The Intel Core i7-4770K was tested in idle to very light operation, followed by Turbo Mode with clock speeds of 3.9GHz at 1.2v, and in overclocked settings with a clock speed of 4.50GHz at 1.3v.
After running the system for 30 minutes each test (Idle to light, Turbo speed and Overclock), below are the results I got from my tests. All values are in degrees Celsius.
After running the system at idle to light mode for 30 minutes, the Corsair Hydro H105 performed better already compared to an Intel stock heatsink. Usually, stock coolers would be around 35 to 40 degrees Celsius, sometimes even more. When compared to other high performance air cooler, and other AIO liquid cooler, there’s very little difference among them, sometimes there’s none at all.
But we are not running our system at idle most of the time, right? We are not going to build a kick ass system just to browse the net, check our Facebook and watch YouTube. One reason why we get high performance air cooler, or an AIO liquid CPU cooler is because we run our system longer than the usual, sometimes 24/7 at full load, and sometimes even in overclock settings.
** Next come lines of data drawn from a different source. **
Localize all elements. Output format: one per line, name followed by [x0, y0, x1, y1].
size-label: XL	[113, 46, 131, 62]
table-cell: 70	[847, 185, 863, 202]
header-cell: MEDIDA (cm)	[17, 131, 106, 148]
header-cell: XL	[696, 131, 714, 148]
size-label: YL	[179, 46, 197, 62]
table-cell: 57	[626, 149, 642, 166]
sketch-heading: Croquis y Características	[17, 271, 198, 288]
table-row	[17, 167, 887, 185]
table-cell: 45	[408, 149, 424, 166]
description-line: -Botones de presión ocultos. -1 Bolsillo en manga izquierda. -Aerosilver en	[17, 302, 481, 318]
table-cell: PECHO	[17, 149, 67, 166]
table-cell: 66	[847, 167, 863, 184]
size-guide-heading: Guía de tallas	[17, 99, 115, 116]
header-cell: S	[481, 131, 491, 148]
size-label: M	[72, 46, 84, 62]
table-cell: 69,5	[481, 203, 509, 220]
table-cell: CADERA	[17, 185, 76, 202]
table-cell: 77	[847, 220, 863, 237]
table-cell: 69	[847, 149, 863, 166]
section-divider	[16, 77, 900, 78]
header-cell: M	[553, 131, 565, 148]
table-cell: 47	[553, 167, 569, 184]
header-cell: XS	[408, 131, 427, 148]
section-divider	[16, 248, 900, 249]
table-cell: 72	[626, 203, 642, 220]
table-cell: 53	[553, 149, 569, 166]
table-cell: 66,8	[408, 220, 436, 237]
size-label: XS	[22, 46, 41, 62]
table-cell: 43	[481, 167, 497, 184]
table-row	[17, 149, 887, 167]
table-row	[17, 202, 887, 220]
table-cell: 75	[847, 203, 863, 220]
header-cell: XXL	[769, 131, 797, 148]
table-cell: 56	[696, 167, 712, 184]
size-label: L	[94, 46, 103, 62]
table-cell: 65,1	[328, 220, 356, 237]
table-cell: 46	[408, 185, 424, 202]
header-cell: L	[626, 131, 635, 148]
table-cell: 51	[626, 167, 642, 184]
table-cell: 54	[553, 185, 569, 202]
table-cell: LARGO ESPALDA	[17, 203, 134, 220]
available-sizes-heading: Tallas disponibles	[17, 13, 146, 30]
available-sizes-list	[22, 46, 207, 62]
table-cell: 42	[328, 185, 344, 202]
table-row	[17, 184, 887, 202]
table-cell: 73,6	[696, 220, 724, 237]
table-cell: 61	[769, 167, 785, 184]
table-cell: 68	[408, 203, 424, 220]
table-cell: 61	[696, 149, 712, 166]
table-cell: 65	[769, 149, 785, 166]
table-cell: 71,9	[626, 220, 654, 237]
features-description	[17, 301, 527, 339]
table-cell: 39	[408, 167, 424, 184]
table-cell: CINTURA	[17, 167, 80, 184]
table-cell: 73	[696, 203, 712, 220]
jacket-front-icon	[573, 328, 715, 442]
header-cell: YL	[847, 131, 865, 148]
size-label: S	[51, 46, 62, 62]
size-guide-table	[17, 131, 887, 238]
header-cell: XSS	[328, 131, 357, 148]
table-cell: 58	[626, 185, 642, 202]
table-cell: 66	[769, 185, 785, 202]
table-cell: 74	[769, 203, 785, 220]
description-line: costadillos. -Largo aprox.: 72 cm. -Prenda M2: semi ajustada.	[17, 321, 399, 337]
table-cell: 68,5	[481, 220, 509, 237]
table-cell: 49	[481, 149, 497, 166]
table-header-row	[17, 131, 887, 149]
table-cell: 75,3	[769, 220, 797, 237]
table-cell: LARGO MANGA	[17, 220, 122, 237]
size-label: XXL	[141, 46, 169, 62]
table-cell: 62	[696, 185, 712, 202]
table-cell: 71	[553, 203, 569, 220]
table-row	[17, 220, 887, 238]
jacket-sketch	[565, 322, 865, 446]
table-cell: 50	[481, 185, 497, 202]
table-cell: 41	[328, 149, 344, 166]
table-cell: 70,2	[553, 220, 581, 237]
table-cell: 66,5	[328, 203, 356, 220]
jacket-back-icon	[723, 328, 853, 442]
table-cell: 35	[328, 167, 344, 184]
And this is where AIO liquid CPU cooler, like the Corsair H105 becomes really useful. At Turbo speed which is 3.9GHz, the Intel Core i7-4770K’s temperature is at 55 degrees Celsius when using PWM settings. Now that’s already a good temperature if you ask me. You won’t get temps like this with a stock cooler at 3.9GHz. At this point, a high performance air cooler can still handle Turbo settings but at overclock settings, specially at higher voltage, that’s where the gap between an air cooler and a water cooler becomes significant.
Obviously, an Intel stock cooler wouldn’t be able to handle a 4.5GHz clock speed at 1.3v. Temperatures would already be around 100 degrees Celsius or more, and definitely your overclock configuration would fail. But with a Corsair Hydro H105, I was able to get 77 degrees Celsius using PWM settings. There’s still a little room to push further the voltage or clock speed.
Corsair Hydro H105 Review: Conclusion
In today’s test, the Corsair Hydro H105 proved itself to be a very effective and competent AIO liquid CPU cooler. I was not able to arrive at a conclusion whether the thicker 38mm radiator of the Hydro 105 is better than the 27mm radiator of the Hydro 100i since I do not have one to test with. But the results were not that far from the Kraken X60′s huge 280mm radiator with a thickness of 26.5mm. This led me to the conclusion that a thicker radiator (despite having lesser pipes for water to pass through, compared to a 280mm) yields better results than a 27mm-thick 240mm radiator.
Now where does the new Corsair Hydro H105 fit in? How does it compare with its other Hydro siblings? Basically, like I said earlier, the H105 is somewhere in between the H100i and H110. The Hydro H105 is targeted to those who want a high performance AIO liquid CPU cooler but their case or chassis does not support a 280mm radiator and/or for those who does not need the Corsair Link feature. Since there is no Corsair Link feature this helps the price minimized. And speaking of prices, currently the H105 has an MSRP of $119.99. But Amazon is currently offering a much lower price for Corsair’s Hydro series coolers. As of today, the H105 is only $109.99 and with free shipping making it even more attractive.
Corsair Hydro H105 Price in Philippines
In the Philippines, the Corsair Hydro H105 is priced somewhere between Php 5,500 and 6,000. The 5,500 was the cheapest price I could find so far. It’s a little bit pricey compared to air cooling solutions, but the Hydro 105 is definitely worth it specially if you are overclocking your system, doing some benchmarks or you are running your system for 24/7.
What I am looking forward in Corsair’s future AIO liquid CPU cooler is a H105 with Corsair Link feature (H105i I guess). I think that would be great specially for those who wants more control and do constant monitoring of their system.
Well, aside from the great design, performance and new low price, Corsair is also offering a 5 year warranty for the Hydro 105, making it worthy of The PC Enthusiast’s highly recommended award!